4.1    Verweerder heeft betwist dat hij opzettelijk een onjuiste voorstelling van zaken zou hebben geven. Hij heeft gesteld dat hij de belangen van zijn cliënt heeft behartigd en diens standpunt, hetgeen naar zijn weten ook niet kennelijk onjuist is, correct heeft weergegeven.

5    BEOORDELING

5.1    De klacht betreft het handelen van verweerder in zijn hoedanigheid van advocaat van de wederpartij van klager. De raad oordeelt dat de voorzitter in haar beoordeling de juiste maatstaf heeft toegepast, in die zin dat de advocaat een grote vrijheid toekomt de belangen van zijn cliënt te behartigen op de wijze die hem passend voorkomt.
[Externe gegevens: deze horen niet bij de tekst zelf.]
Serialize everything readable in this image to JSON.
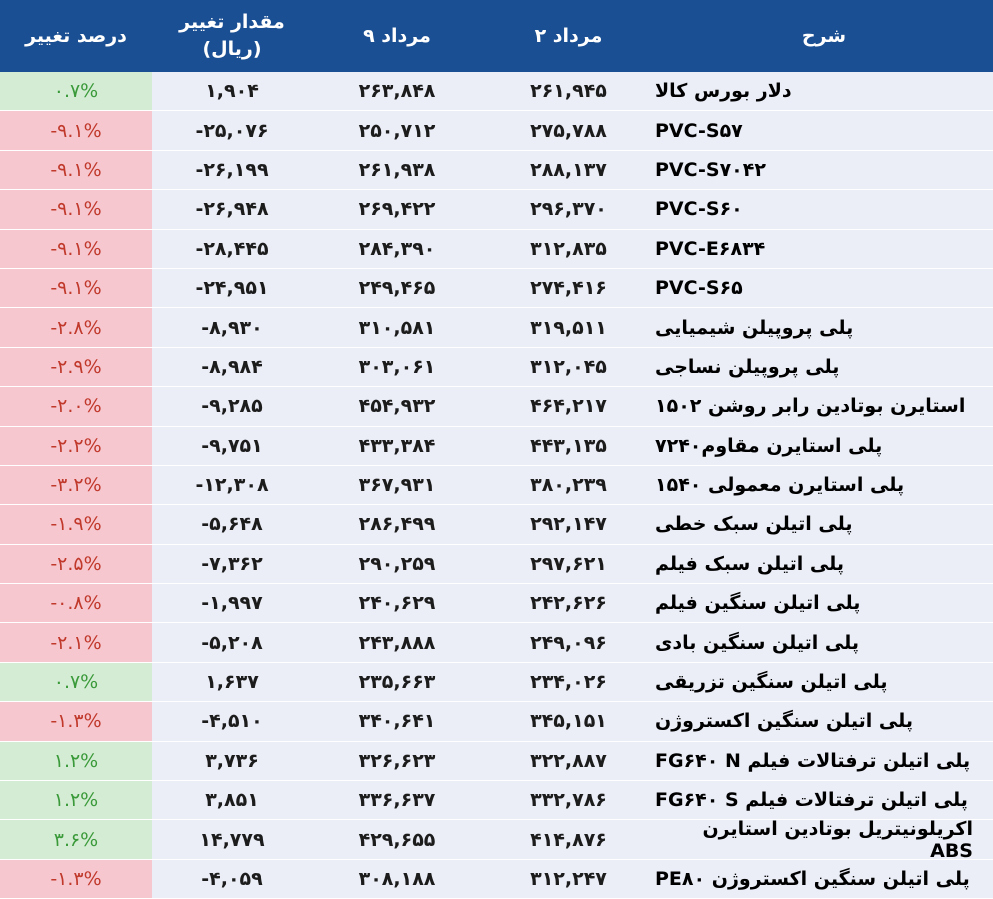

Die vrijheid mag niet worden beknot ten gunste van de tegenpartij, tenzij diens belangen nodeloos en op ontoelaatbare wijze door het optreden van de advocaat zouden worden geschaad.

5.2    Naar het oordeel van de raad kunnen de door klager aangevoerde gronden van verzet niet slagen en heeft de voorzitter de klacht terecht kennelijk ongegrond bevonden.

BESLISSING

De raad van discipline:

-    verklaart het verzet ongegrond.

Aldus beslist door mr. M.P.J.G. Göbbels, voorzitter, mrs. T. Hordijk en P.C.M. van Schijndel, leden, bijgestaan door mr. K.N. Schuurmans-van Erkel als griffier en uitgesproken ter openbare zitting van 29 augustus 2016.

Griffier    Voorzitter

Deze beslissing is in afschrift op 29 augustus 2016 verzonden.